Copyright Protection for Architect’s Expression
Sunday, October 7, 2012

Addressing for the first time whether an architectural drawing may receive copyright protection even if it lacks the level of detail required for architectural works under the 1990 Architectural Works Copyright Protection Act (AWCPA), the U.S. Court of Appeals for the Second Circuit held that such architectural drawings may still be protected as “pictorial, graphic, [or] sculptural works” under 17 U.S.C.§ 102(a)(5) of the 1976 Copyright Act. Scholz Desig. v. Sard Custom Homes,  Case No.11-3298 (2d Cir., Aug. 15, 2012) (Sack, J.).

In order to qualify for copyright protection under §102(a)(5), a work must be independent and original, possessing “at least some minimal degree of creativity.” Feist Publ'ns, Inc. v. Rural Tel. Serv. Co. (Supr. Ct., 1991). Historically, however, the scope of an architect’s copyright protection was quite limited.  For example, architectural structures depicted in the drawings did not receive copyright protection—only the architectural drawings themselves were protected.  This changed in 1990 when Congress created an additional form of copyright protection for the architectural structure (“architectural works”) depicted in the drawings, provided that the drawings are sufficiently detailed to allow for construction.

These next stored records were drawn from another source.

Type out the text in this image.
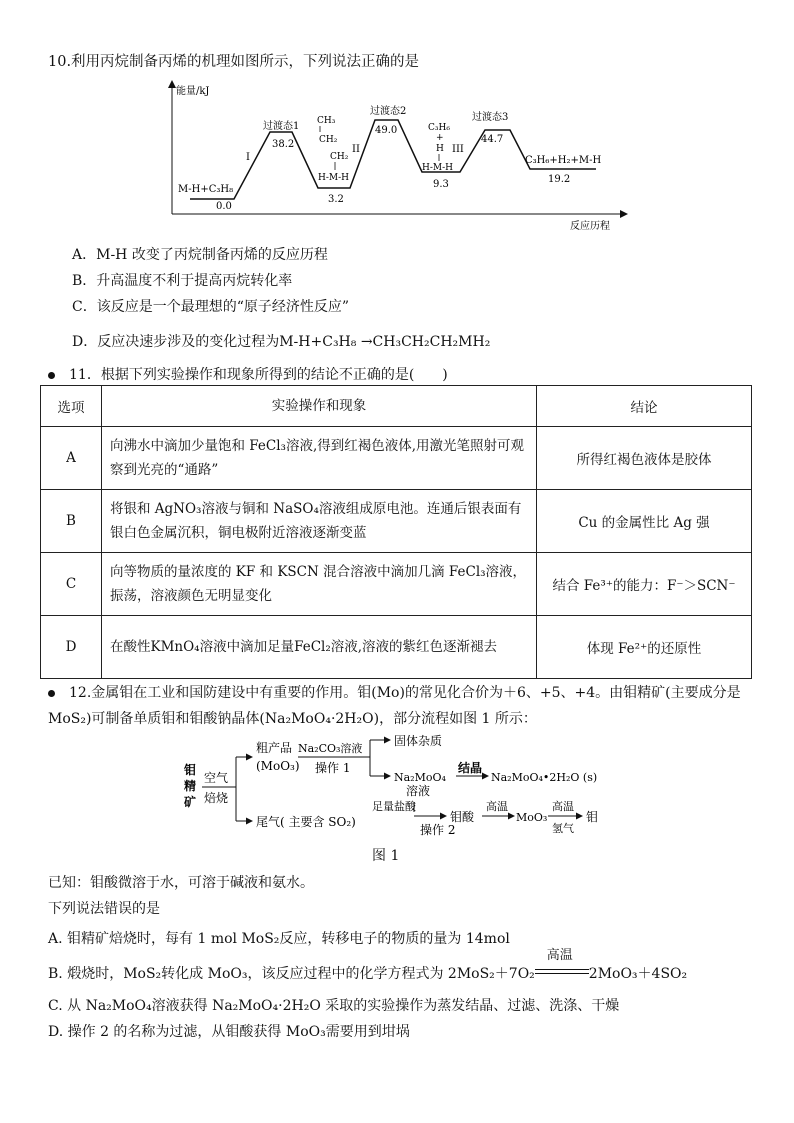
10.利用丙烷制备丙烯的机理如图所示，下列说法正确的是
能量/kJ
反应历程
M-H+C₃H₈
0.0
I
过渡态1
38.2
CH₃
CH₂
CH₂
H-M-H
3.2
II
过渡态2
49.0	C₃H₆
+
H
H-M-H
9.3
III
过渡态3
44.7
C₃H₆+H₂+M-H
19.2
A．M-H 改变了丙烷制备丙烯的反应历程
B．升高温度不利于提高丙烷转化率
C．该反应是一个最理想的“原子经济性反应”
D．反应决速步涉及的变化过程为M-H+C₃H₈ →CH₃CH₂CH₂MH₂
11．根据下列实验操作和现象所得到的结论不正确的是(　　)
选项	实验操作和现象	结论
A	向沸水中滴加少量饱和 FeCl₃溶液,得到红褐色液体,用激光笔照射可观察到光亮的“通路”	所得红褐色液体是胶体
B	将银和 AgNO₃溶液与铜和 NaSO₄溶液组成原电池。连通后银表面有银白色金属沉积，铜电极附近溶液逐渐变蓝	Cu 的金属性比 Ag 强
C	向等物质的量浓度的 KF 和 KSCN 混合溶液中滴加几滴 FeCl₃溶液，振荡，溶液颜色无明显变化	结合 Fe³⁺的能力：F⁻＞SCN⁻
D	在酸性KMnO₄溶液中滴加足量FeCl₂溶液,溶液的紫红色逐渐褪去	体现 Fe²⁺的还原性
12.金属钼在工业和国防建设中有重要的作用。钼(Mo)的常见化合价为＋6、+5、+4。由钼精矿(主要成分是 MoS₂)可制备单质钼和钼酸钠晶体(Na₂MoO₄·2H₂O)，部分流程如图 1 所示：
钼
精
矿
空气
焙烧
粗产品
(MoO₃)
Na₂CO₃溶液
操作 1
固体杂质
Na₂MoO₄
溶液
结晶
Na₂MoO₄•2H₂O (s)
尾气( 主要含 SO₂)
足量盐酸
操作 2
钼酸
高温
MoO₃
高温
氢气
钼
图 1
已知：钼酸微溶于水，可溶于碱液和氨水。
下列说法错误的是
A. 钼精矿焙烧时，每有 1 mol MoS₂反应，转移电子的物质的量为 14mol
B. 煅烧时，MoS₂转化成 MoO₃，该反应过程中的化学方程式为 2MoS₂＋7O₂
高温
2MoO₃＋4SO₂
C. 从 Na₂MoO₄溶液获得 Na₂MoO₄·2H₂O 采取的实验操作为蒸发结晶、过滤、洗涤、干燥
D. 操作 2 的名称为过滤，从钼酸获得 MoO₃需要用到坩埚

The district court held that an architectural drawing under § 102(a)(5), even as a pictorial work, required a certain level of detail to receive copyright protection.  Here, the district court found that the conceptual nature of the architect’s drawings lacked sufficient details and no copyright protection was provided.  As a result, the district court dismissed, inter alia, the claims of copyright infringement which stemmed from the defendants’ alleged use of the architectural drawings in various marketing materials.  Scholz appealed.

The 2d Circuit reversed, explaining that notwithstanding that the drawings were architectural, nothing more was required for copyright protection as a pictorial work. The court suggested that the district court had confused the requirements for protection under § 102(a)(5) with that under § 102(a)(8).

The 2d Circuit explained that there is a particular level of detail required, even for architectural drawings, under § 102(a)(5).  Further, even if an architect’s expression fails to meet the level of detail required under § 102(a)(8) of the AWCPA, that does not preclude or deprive the architect of general copyright protection under § 102(a)(5).  Since the copyright owner is not alleging infringement under the AWCPA, but rather, under the pre-existing copyright provisions for pictorial works, all that is required for copyright protection of the drawing is an author’s independent creation, originality and a modicum of creativity.

Practice Note:  Although a detailed architectural schematic may result in two separate copyrights—one for the architectural drawings and the other for the architectural works depicted in the drawings—both copyrights must be registered separately. 37 C.F.R. § 202.11(c)(4).